In this task you are given n lines, and have to answer a total of q queries of three types.

• 1. Activate line with index i. It is guaranteed that the line is inactive.
• 2. Deactivate line with index i. It is guaranteed that the line is active.
• 3. What is the lowest value any active line has at a given x-coordinate? The value of line i at point x is f_{i}(x) = a_{i} x + b_{i}. It is guaranteed at least one line is active.

Initially all lines are inactive.

Input

The first line contains two integers n, q: the number of lines and the number of queries.
the second line contains n integers a_1, \dots, a_n.
the third line contains n intergets b_1, \dots, b_n.

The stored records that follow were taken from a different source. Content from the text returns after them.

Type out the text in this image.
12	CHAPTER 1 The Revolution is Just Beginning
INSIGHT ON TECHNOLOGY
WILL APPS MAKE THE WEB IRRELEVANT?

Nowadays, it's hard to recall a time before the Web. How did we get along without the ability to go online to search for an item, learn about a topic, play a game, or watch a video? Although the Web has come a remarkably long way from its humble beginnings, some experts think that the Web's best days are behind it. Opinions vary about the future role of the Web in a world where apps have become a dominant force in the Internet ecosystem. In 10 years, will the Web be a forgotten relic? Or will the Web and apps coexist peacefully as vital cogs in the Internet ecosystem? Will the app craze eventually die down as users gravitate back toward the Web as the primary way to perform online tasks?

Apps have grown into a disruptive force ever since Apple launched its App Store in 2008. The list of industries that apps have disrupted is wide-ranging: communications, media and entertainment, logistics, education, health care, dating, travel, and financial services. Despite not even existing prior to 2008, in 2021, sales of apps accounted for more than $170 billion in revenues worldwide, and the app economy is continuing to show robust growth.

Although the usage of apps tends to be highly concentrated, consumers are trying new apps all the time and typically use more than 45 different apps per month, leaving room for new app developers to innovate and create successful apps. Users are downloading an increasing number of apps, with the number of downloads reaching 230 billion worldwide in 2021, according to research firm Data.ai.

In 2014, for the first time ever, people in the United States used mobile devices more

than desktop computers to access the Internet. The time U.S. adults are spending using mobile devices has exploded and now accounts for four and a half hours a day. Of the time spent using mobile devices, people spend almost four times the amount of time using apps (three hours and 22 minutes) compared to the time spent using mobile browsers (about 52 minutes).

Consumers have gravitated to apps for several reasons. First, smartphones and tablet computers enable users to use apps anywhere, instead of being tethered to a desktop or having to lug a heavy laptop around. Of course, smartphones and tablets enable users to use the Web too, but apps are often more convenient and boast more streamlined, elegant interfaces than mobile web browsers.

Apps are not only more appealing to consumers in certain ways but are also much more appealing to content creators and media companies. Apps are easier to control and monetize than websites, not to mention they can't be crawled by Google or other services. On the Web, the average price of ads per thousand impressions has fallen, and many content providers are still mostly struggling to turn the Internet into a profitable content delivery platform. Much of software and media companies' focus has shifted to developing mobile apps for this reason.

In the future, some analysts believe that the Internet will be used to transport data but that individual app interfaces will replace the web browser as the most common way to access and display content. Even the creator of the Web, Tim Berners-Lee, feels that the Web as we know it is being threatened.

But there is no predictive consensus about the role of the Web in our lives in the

q lines follow, describing the queries. Each line contains two integers t v: The query is of type t. If t = 1 or t = 2, i = v. If t = 3, x = v.

Output

Output the answer to each query of type 3.

Constraints

• 1 \leq n, q \leq 4 \cdot 10^{5}
• -10^9 \leq x, a, b \leq 10^{9}
• 1 \leq i \leq n

Example

Input:

4 12
-1 -2 0 -1
-18 13 4 -14
1 1
3 9
2 1
1 2
3 7
1 4
1 3
1 1
2 1
3 -4
3 10
3 -9

Output:

-27 -1 -10 -24 -5